A protective sponge is placed over the heart and under the sternal edges, to protect the heart from the sharp edges of the sternum.
To be able to place adequate protection for the viable tissue, one has to make sure that the right ventricle is entirely freed from the sternum. This is especially important in patients who are previously operated via median sternotomy because of presence of severe adhesions.

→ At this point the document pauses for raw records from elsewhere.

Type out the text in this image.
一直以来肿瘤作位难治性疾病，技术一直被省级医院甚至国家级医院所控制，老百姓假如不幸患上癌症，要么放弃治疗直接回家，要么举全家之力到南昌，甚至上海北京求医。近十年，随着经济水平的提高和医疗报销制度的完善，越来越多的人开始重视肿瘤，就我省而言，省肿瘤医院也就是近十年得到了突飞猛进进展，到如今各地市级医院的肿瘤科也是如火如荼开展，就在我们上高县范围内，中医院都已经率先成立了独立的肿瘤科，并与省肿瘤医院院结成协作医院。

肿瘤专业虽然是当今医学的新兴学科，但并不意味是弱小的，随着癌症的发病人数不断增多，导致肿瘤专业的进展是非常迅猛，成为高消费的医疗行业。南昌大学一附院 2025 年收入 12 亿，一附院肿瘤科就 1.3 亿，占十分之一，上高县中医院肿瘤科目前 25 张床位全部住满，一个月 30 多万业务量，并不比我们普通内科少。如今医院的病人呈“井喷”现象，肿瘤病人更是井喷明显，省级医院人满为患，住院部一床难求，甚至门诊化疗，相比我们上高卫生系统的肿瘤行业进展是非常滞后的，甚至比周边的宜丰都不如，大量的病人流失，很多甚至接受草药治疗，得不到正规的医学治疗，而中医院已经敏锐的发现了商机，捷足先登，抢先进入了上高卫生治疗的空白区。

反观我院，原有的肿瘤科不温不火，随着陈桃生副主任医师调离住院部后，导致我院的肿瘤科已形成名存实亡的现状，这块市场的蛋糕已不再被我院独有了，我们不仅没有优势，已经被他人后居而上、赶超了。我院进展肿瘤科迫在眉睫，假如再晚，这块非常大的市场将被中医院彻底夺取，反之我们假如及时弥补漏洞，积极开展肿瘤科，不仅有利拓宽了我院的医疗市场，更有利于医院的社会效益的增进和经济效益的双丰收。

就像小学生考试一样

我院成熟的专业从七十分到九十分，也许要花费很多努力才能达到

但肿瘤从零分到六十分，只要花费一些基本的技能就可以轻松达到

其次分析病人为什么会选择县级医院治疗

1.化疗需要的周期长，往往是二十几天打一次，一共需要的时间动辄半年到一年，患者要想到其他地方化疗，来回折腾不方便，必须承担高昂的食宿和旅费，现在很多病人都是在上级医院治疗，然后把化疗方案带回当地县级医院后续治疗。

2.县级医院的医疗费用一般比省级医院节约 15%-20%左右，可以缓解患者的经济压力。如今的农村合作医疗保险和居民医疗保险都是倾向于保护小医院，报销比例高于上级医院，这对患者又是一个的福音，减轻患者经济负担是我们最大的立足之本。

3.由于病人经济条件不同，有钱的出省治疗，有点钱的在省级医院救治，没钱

When massive bleeding occurs under the VAC system, the negative pressure delivery unit should be turned of immediately, preventing extreme blood loss. Patients should be taken to an operating theatre to find the source of the bleeding and repair the defect.
Conclusions
VAC therapy has proven its success in the treatment of post‐sternotomy mediastinitis; however, one should be aware of severe complications caused by negative pressure. Adequate protection of the viable tissue is a necessary preventive measure which should be performed with the utmost care, particularly in patients previously operated or with chronic pulmonary disease.